The nuisance house is located in the University of South Florida area residential community that is sometimes referred to as Suitcase City.

HILLSBOROUGH COUNTY, Fla. (WFLA) — Neighbors say the yard is overgrown, there are possums on the roof, snakes in the grass, blowflies in the air and an odor of garbage wafting through the neighborhood that will turn your stomach.

“I’m kinda like at my wits end. I really don’t want to leave my neighborhood; I want to clean it up and keep it,” next-door neighbor Helen Johnson said.

A lawn mower is visible in the backyard under weeds that are growing waist-high, but it doesn’t get much use according to neighbors and county records.

Still, no matter how many times Johnson and other neighbors complain to Hillsborough County Code Enforcement, and there were 10 complaints at last count, nothing changes for any length of time.

The home is owned by Anastasia Timofeyeva, 39. The nuisance house is located in the University of South Florida area residential community.

“No comment,” Timofeyeva said Tuesday, choosing instead to lodge a complaint of her own about falling branches from an oak tree across the street before asking us to leave her property.

Records show that Hillsborough County Code Enforcement officers have paid 39 visits to Timofeyeva’s home during the past six years. Every time they’ve closed the case after compliance.

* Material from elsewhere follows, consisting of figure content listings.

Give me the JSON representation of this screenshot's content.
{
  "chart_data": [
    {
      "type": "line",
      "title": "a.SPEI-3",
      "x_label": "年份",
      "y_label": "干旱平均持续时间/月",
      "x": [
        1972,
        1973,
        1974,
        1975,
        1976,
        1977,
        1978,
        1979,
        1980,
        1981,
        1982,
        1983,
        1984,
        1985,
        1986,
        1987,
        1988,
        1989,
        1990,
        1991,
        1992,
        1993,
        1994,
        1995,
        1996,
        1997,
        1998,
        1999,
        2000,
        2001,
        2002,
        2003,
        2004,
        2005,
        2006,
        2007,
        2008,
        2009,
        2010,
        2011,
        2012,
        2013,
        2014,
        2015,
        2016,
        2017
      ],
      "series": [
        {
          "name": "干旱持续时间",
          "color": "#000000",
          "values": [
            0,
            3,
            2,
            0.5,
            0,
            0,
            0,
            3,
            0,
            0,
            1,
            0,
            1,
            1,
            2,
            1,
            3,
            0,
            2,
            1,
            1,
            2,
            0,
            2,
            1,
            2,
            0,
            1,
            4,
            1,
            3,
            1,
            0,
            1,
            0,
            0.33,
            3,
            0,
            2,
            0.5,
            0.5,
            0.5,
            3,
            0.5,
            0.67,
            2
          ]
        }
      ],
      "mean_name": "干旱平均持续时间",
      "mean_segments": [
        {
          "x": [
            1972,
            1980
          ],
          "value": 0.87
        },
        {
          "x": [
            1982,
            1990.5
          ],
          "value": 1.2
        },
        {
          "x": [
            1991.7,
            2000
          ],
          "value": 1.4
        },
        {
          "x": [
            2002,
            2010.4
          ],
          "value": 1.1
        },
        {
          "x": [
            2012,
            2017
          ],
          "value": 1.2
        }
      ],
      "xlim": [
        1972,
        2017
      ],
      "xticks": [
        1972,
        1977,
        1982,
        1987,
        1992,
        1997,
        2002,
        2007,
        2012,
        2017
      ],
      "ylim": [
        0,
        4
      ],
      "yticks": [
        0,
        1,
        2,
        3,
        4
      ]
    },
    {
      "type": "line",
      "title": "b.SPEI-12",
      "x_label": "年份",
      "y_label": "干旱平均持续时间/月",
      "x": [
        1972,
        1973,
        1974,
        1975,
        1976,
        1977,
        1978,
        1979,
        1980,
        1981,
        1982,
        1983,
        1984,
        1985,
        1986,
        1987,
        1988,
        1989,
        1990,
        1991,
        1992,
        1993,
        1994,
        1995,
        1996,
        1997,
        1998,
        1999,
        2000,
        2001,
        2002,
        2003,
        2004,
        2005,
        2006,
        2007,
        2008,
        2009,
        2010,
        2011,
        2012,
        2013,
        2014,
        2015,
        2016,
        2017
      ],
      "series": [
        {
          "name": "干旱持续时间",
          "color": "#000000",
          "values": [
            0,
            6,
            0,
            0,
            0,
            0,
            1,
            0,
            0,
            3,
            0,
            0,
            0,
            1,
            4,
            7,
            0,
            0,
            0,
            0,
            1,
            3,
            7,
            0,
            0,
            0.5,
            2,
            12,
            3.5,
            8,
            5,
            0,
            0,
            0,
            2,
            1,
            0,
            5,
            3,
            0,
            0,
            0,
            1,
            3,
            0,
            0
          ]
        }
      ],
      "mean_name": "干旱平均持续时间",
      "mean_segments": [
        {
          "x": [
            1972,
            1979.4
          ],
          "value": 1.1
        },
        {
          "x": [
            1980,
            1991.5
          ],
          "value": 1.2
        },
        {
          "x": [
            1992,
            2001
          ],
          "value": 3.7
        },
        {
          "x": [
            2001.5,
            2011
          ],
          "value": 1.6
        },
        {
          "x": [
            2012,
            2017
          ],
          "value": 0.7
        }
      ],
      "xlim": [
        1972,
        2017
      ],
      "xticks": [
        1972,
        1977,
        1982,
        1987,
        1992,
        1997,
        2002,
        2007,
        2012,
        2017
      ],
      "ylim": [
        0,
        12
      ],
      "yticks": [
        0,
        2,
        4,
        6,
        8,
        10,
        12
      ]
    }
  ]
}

“Every time a complaint’s been made, the owner of the property’s complied and the code enforcement officers considered that to be the end of the problem,” said Ron Spiller, who took over management of the code enforcement department two years ago. “Looking back, historically overall, there should be a better way to do it and that’s what we’re doing this time.”

The most recent case involved 12 visits from officers beginning in 2015 and ending in February of this year.

But now, neighbor Helen Johnson said, there are possums, pestilence and an overgrown yard.

Spiller sent a code inspector Tuesday to cite Timofeyeva for the 11th time and says her case will have a hearing Friday. If Timofeyeva doesn’t cut her grass within three days Spiller says the county will take steps to cut it for her, place a lien against the property and begin the process of fining her.

The case is somewhat complicated because the house is in foreclosure and a bank will likely assume responsibility in the future, which brings a new responsible party into the mix.

Ever time a Hillsborough County code inspector visits the site of a complaint it costs taxpayers about $82. Spiller says the department’s new policy is designed to stop the revolving door citations.

That would really please Johnson who keeps her own yard neat as a pin. Neighbor Steve Moore lives two doors away and agrees. “We’re all having problems with raccoons and with possums, and they’re all coming from her yard because (she) doesn’t mow; she doesn’t clean or nothing,” Moore said.